Mercito Gesta takes on Roberto Manzanarez, hopes for another title opportunity

Lightweight Mercito Gesta, right, trains with Freddie Roach at Wild Card Gym in Hollywood, California. Joe Scarnici/Getty Images

The only two fights Mercito "No Mercy" Gesta lost in 35 professional bouts came when a world title was on the line. Thursday the San Diego-based Filipino begins his quest for a third shot when he takes on Roberto "Tito" Manzanarez in a 10-round lightweight match at the Fantasy Springs Resort Casino in Indio, California.

In his most recent bout, the 30-year-old Gesta (31-2-2, 17 KOs) lost a unanimous 12-round decision to then 135-pound titleholder Jorge Linares on Jan. 27, 2018.

"They swapped a lot of clean punches, but it was Linares who was landing the harder shots," reported ESPN's Dan Rafael from ringside.

Gesta's other title fight defeat came against Miguel Vazquez in August 2012, also via unanimous decision. Vazquez has subsequently lost his title and moved up to welterweight.

Manzanarez (36-1, 29 KOs) is no easy comeback opponent. He is younger than Gesta by seven years, taller by five inches and his reach is three inches longer.

"We've been checking out video on my opponent," Gesta said. "Manzanarez really uses his height. He knows how to back up and he knows how to use his reach when he comes to attack. He's going to be a difficult opponent for me, but we're prepared for this. We studied him, and we have a plan for this fight."

One advantage Gesta has is that he's fought better opposition. Besides going the distance with Linares and Vazquez, he came off the floor to win a unanimous decision over Gilberto Gonzalez, who was on an eight-bout winning streak going into their April 2017 match.

Gesta turned pro in 2003 without benefit of any amateur bouts. He tallied 10 wins and a draw in the Philippines before relocating to the United States in 2006.

Although the 23-year-old Manzanarez was born in Phoenix, Arizona, he moved to Los Mochis, Mexico, when he was 12 years old. He doesn't know the exact number but said he had around 100 amateur fights before turning pro in September 2010 at the age of 15.

Although he has a 78 percent knockout ratio, Manzanarez is not a slugger. He's a counterpuncher who makes good use of his height, reach and quick feet. Sometimes, however, he is too tentative and can be outworked.

"Robert's very relaxed in the ring. That's OK, but sometimes you've got to be a little bit aggressive," said his trainer, Jose Benavidez. "I have to pressure him to give me some more explosive combinations, to take the initiative."

Manzanarez has been training for approximately three months for the Gesta fight, first in his family's gym in Los Mochis, then at the City Boxing Club in Las Vegas.

"I've seen Mercito Gesta fight before," Manzanarez said. "He's a fast fighter, but I think I can beat him. I've been training really hard for this fight and I'm confident. It's going to be a good fight."

Fans might be in for a treat in the co-feature, when featherweights Manny "Chato" Robles III and Edgar "Kid Neza" Valerio meet in a battle of undefeated prospects.

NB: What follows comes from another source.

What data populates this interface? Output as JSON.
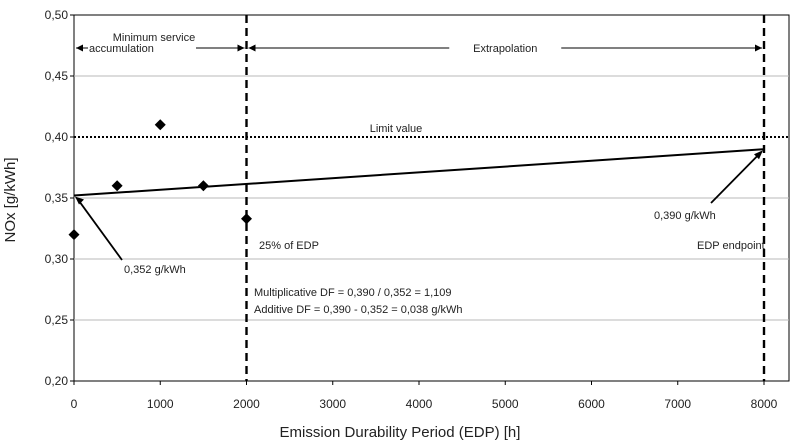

Like most prospects, Robles (15-0, 7 KOs) and Valerio (13-0, 8 KOs) have been fighting limited opposition, which makes this match a significant step up. It will also be the first scheduled 10-rounder for both boxers.

The 24-year-old Robles, from Lake Elsinore, California, was originally trained by his father, Manny Roble Jr., but is currently working with Rudy Hernandez at Legendz Gym in Norwalk, California.

"I started working with Rudy just to get a different look," Robles said. "My dad is always going to be there. He's always going to be my coach."

Although the Valerio fight is only his second working with Hernandez, Robles is pleased with the results.

"Training with Rudy has kind of changed my style," Robles said. "I've really improved on fighting on the inside, so that's been great, and I'm picking my shots, turning my punches over, just having more power in my shots.

"This is a big opportunity for me, my first 10-round fight and I'll be showcasing my talents on ESPN. That's going to be cool. It's the most important fight of my life, that's for sure."

Under his original management, Valerio had difficulty getting fights and didn't fight at all in 2015, but that changed when Joel De La Hoya became his manager and Golden Boy his promoter. He had five fights in 2016 and three in 2017. The Robles match will be his second in 2018.

Valerio, 23, was born in Ciudad Nezahualcóyotl, México, but was raised in Los Angeles. In his most recent bout, he scored a wicked first-round one-punch knockout of Giovani Carlo at the Belasco Theater in Los Angles, the venue for eight of his fights.

"I believe Manny Robles is a very good fighter, one of the most talented upcoming young gladiators," Valerio said. "This is a difficult fight; this is the reality of boxing. You can't be like, 'Oh my God, I'm facing another undefeated fighter.' We're taking this opportunity, grabbing it with both hands. We're going to prevail. We're going to conquer, devour, and demonstrate our abilities and show what boxing's all about."